LES NOTES SOUVERAINES ITALIENNES MENACÉES

Le risque turc est lui aussi appelé à persister: si les célébrations de l'Aïd el Kébir ont assuré ces derniers jours un répit bienvenu aux marchés locaux, aucun des problèmes structurels à l'origine de la chute de la livre (-24% depuis le début du mois face au dollar) n'est réglé.

Consolation pour les investisseurs: même si d'autres monnaies de pays émergents accusant d'importants déficits courants ont souffert, comme le rouble russe ou la roupie indienne, le risque de contagion à grande échelle de la crise turque est jugé limité.

"Le cas de la Turquie n'est pas systémique, le poids de l'économie du pays n'est que de 1% dans le monde", résume Jean -Marie Mercadal, directeur général délégué en charge des gestions chez OFI Asset Management.

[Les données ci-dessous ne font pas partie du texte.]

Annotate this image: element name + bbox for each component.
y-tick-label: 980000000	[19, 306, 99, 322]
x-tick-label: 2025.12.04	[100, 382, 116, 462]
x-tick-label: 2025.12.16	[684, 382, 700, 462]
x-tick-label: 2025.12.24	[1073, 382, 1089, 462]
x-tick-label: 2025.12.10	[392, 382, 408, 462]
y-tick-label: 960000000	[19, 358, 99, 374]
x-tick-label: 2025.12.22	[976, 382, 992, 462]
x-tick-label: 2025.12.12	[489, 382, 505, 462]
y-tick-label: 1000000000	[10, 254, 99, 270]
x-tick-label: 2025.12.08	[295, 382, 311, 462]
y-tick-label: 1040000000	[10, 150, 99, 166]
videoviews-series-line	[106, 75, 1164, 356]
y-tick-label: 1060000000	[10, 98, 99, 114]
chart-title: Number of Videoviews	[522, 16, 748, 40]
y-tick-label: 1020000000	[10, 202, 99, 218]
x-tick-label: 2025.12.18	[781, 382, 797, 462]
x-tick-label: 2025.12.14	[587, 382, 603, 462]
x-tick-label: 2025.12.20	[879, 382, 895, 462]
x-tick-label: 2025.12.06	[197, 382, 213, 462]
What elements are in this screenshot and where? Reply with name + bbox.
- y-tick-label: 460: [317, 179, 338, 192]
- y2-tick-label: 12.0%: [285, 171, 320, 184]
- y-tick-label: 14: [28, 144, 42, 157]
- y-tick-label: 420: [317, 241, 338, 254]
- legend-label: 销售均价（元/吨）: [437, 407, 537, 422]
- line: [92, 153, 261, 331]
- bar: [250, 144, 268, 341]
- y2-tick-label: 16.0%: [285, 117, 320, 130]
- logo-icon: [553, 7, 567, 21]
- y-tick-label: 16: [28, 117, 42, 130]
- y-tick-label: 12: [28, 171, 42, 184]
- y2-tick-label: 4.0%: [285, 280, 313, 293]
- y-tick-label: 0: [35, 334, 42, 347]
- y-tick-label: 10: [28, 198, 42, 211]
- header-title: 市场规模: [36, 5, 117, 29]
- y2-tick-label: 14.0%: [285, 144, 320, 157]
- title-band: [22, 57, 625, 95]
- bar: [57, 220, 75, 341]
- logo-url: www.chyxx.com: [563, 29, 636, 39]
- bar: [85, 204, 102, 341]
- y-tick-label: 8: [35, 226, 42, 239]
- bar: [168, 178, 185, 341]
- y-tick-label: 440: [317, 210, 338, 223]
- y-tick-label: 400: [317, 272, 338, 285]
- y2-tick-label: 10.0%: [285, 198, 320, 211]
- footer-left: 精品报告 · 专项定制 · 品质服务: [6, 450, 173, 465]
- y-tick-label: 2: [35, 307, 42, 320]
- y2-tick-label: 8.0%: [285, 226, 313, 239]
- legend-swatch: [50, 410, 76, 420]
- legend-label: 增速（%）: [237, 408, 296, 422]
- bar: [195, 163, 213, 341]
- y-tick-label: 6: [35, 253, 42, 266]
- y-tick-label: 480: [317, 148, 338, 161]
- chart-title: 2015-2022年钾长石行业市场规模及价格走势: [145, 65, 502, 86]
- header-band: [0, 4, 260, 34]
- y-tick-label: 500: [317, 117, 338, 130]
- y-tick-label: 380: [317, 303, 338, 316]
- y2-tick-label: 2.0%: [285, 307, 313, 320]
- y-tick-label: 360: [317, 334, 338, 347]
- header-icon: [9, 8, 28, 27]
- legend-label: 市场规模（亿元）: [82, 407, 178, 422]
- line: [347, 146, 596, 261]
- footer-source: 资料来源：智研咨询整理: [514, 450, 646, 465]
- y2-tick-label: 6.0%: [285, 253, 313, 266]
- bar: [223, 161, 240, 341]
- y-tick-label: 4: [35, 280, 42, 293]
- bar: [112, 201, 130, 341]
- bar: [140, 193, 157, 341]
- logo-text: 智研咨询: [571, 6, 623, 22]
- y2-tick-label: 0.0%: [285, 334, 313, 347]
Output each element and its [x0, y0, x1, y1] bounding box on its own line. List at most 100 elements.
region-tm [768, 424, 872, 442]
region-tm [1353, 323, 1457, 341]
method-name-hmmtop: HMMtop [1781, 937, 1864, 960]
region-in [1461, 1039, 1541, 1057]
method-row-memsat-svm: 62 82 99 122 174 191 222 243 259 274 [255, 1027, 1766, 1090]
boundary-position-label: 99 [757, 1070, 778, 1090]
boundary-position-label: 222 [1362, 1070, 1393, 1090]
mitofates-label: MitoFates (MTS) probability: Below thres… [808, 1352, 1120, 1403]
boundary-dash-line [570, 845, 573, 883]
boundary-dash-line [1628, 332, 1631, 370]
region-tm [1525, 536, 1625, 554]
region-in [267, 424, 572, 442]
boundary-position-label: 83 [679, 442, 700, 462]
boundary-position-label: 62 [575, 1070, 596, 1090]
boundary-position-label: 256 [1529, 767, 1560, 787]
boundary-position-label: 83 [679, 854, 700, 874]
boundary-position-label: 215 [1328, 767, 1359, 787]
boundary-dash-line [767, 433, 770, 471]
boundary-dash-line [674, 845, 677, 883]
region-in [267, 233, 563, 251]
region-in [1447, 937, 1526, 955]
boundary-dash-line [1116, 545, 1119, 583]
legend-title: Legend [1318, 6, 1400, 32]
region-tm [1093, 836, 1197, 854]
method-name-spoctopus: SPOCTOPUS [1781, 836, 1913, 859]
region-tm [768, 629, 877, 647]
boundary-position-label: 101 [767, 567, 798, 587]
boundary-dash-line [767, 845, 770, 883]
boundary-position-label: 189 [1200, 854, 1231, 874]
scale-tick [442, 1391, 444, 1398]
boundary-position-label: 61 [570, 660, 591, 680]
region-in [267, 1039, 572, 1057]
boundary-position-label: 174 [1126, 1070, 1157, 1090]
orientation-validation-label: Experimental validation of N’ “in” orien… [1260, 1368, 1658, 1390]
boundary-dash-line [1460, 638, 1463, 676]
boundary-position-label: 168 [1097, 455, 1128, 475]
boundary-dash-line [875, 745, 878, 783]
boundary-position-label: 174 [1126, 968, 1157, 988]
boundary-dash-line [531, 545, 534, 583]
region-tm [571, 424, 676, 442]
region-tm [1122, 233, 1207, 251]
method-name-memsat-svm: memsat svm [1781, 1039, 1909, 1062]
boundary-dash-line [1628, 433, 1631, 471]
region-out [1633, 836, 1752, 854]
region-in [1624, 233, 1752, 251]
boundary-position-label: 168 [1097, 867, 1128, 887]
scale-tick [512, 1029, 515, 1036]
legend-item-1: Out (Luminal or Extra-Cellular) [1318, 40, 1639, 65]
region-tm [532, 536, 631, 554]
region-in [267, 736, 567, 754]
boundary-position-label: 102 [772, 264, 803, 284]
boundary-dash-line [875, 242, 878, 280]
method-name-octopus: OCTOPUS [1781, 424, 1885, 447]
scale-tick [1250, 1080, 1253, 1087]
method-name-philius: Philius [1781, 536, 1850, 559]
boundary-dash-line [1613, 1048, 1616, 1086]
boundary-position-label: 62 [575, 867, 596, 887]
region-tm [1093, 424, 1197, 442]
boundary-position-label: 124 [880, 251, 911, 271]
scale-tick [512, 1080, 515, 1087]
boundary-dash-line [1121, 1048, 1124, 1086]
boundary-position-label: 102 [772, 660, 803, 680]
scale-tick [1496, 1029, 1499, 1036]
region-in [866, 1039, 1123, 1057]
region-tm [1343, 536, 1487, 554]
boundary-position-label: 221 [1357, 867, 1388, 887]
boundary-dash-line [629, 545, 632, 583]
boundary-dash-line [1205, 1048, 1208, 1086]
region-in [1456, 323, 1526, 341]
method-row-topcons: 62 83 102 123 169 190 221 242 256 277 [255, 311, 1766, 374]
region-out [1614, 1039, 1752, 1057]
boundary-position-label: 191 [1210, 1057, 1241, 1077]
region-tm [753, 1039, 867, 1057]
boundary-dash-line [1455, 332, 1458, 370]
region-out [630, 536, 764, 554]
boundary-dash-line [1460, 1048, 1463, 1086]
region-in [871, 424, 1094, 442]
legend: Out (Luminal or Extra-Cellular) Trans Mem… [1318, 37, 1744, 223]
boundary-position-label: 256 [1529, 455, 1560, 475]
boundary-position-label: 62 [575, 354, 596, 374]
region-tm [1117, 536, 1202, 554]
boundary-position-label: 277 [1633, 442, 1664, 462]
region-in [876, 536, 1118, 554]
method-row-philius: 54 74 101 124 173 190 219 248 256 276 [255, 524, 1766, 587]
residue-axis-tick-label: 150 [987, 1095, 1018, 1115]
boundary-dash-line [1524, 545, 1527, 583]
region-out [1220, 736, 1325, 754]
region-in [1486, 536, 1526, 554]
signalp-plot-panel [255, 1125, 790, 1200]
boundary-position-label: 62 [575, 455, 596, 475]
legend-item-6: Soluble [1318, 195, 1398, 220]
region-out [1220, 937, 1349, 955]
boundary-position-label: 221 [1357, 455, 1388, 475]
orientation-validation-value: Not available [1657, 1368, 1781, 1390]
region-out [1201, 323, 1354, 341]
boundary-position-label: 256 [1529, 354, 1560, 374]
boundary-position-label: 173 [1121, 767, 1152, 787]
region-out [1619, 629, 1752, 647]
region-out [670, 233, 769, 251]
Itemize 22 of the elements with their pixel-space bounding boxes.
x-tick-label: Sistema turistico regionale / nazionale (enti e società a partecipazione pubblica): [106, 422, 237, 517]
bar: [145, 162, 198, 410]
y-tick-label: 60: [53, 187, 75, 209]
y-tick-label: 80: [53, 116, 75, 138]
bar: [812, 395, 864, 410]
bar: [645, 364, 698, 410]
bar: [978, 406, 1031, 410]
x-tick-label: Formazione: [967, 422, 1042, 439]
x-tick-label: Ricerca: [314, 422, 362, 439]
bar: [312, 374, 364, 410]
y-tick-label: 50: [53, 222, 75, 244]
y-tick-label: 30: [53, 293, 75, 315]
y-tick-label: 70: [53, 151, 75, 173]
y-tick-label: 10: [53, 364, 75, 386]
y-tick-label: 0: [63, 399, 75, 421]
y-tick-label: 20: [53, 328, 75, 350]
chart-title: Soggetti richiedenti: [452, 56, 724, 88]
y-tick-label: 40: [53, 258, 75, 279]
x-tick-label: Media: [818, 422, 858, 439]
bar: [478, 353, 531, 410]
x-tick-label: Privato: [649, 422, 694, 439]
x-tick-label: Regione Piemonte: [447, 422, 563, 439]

L'indice MSCI des marchés émergents a limité son repli à 3,7% depuis le début du mois mais au plus bas, sa baisse depuis le pic de janvier a dépassé 20%, ce qui représente quand même une perte de capitalisation de près de 1.000 milliards de dollars.

Du côté des marchés développés, le risque le plus clairement identifié se trouve en Italie, soulignent plusieurs économistes et stratèges, qui voient dans les incertitudes liées à la politique du gouvernement Conte l'un des principaux facteurs potentiels d'instabilité financière à court terme.

Rome devra en effet présenter d'ici un mois ses nouvelles prévisions macroéconomiques, sur lesquelles il rédigera un projet de budget 2019. Et l'un des membres du gouvernement a déjà évoqué la possibilité que le déficit public dépasse 3% du PIB l'an prochain, ce qui augure mal des discussions avec la Commission européenne.

Fitch Ratings doit rendre sa décision sur la note souveraine italienne vendredi prochain, tandis que Moody's a choisi de reporter la sienne au mois d'octobre.

Or, rappelle Société générale, "Moody's est l'agence de notation la plus négative sur les obligations d'Etat de la zone euro dans leur ensemble".

"Il est très probable qu'elle dégrade l'Italie en octobre; reste à savoir de combien et avec quelle perspective." Une interrogation qui risque d'entretenir la fébrilité sur le marché obligataire et les valeurs bancaires de la péninsule.

Reflet de cette inquiétude, le rendement à dix ans italien , qui était retombé sous 2,5% mi-juillet après un pic à près de 3,4% en mai, a repassé le seuil de 3% ces derniers jours. Parallèlement, l'indice boursier des banques italiennes est revenu à son niveau de mars 2017.